所得税法等の一部改正案に対する反対討論 (動画)
第189回国会 本会議 第10号
平成二十七年三月十三日(金曜日)
―――――――――――――
平成二十七年三月十三日
午後五時 本会議
―――――――――――――
○本日の会議に付した案件
平成二十七年度一般会計予算
平成二十七年度特別会計予算
平成二十七年度政府関係機関予算
地方税法等の一部を改正する法律案(内閣提出)
地方交付税法等の一部を改正する法律案(内閣提出)
格差是正及び経済成長のために講ずべき税制上の措置等に関する法律案(古川元久君外三名提出)
所得税法等の一部を改正する法律案(内閣提出)
関税法及び関税暫定措置法の一部を改正する法律案(内閣提出)
午後五時二分開議
○議長(町村信孝君) これより会議を開きます。
○議長(町村信孝君) 宮本岳志君。
〔宮本岳志君登壇〕
○宮本岳志君 私は、日本共産党を代表して、所得税法等の一部改正案に対し、反対の討論を行います。

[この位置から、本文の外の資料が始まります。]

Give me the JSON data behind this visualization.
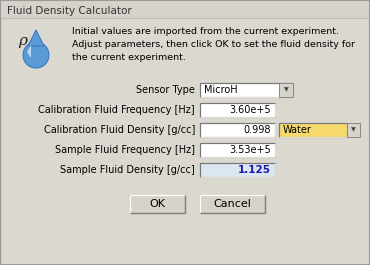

(拍手)
本法案に反対する理由の第一は、消費税一〇%への増税を延期した上で、二〇一七年四月には完全実施するものだからであります。
消費税は、応能負担、生計費非課税という税の原則に反する大衆課税であり、低所得者ほど重い負担となる逆進性を持ちます。消費税が逆進性を持ち、貧困と格差をさらに広げることは、予算委員会での私の質問に、総理も認めざるを得ませんでした。
三月二日に経済産業省が公表した消費税の転嫁状況に関するモニタリング調査でも、二割前後の業者が、転嫁できていないと答えています。申告の時期を迎え、価格転嫁ができなかった全国の中小零細業者は、今、廃業の危機に直面しています。
このような過酷な税金をさらに引き上げることは、断じて許されません。
昨年四月の消費税八%への増税は、低所得層ほど収入も消費も落ち込ませ、個人消費下落と不況の原因となっていることを、ミニ経済白書で政府自身が認めました。この上、一〇%への増税を行うならば、家計を圧迫して消費を弱め、さらなる生活破壊と景気悪化をもたらすことは、火を見るより明らかであります。
景気判断条項まで削除して、経済状況や国民生活を一切配慮せず問答無用に増税を進めることには、断固反対するものであります。
反対する理由の第二は、財界の要求に基づいて、主に大企業が納める法人税の実効税率を二・五一%も引き下げるものだからであります。
政府は、本年度だけでなく来年度も法人税率を引き下げ、実に二年間で一兆六千億円もの法人税減税を行うばかりか、さらに数年にわたる改正で二〇%まで引き下げるなどとしています。
政府はあたかも、大企業減税をすれば、賃金引き上げや下請企業にも恩恵が及ぶかのように喧伝しますが、この間のたび重なる大企業減税の結果が示したことは、どんなに大企業が高水準の利益を上げても、巨額の内部留保が積み上がるだけだということであります。
大企業がもうかればやがて下にも滴り落ちてくるというトリクルダウン政策の誤りは、もはや明らかではありませんか。
一方、政府は、実効税率引き下げの財源は課税ベースの拡大等で確保するといいながら、その実態は、差し引き二千六十億円の大幅減税。研究開発減税については、縮減どころか、批判の強い総額型を事実上拡充しています。
日本の大企業の実質的な税負担率は、実効税率などよりはるかに低いものです。にもかかわらず、財界の要求に応えて、国際競争の口実で法人税引き下げ競争にのめり込むならば、そのツケを際限のない消費税の増税に押しつける結果になるばかりか、我が国財政を破壊し、国際的にも歯どめのない減税競争をもたらすことになりかねません。
第三に、家計の零細な資産をリスクにさらすNISAの拡充に反対だからであります。
NISAは、貯蓄から投資へという政府方針のもと、二〇一三年度税制改正で導入されました。
庶民の微々たる預金の利子にさえ二〇%もの課税をする一方で、株式投資の利益は非課税として優遇することは、課税の公平性に反するものでしかありません。ましてや、ジュニアNISAなどといって子供まで貯蓄から投資への政策誘導の口実に使うなどというのは、到底まともな政策とは言えません。
本法案に盛り込まれている、富裕層の国外転出による税逃れに課税を強化するなどの措置は当然です。
なお、民主党提案の対案も消費税の増税を前提としており、賛成できないことを申し添えて、反対討論といたします。(拍手)
○議長(町村信孝君) これにて討論は終局いたしました。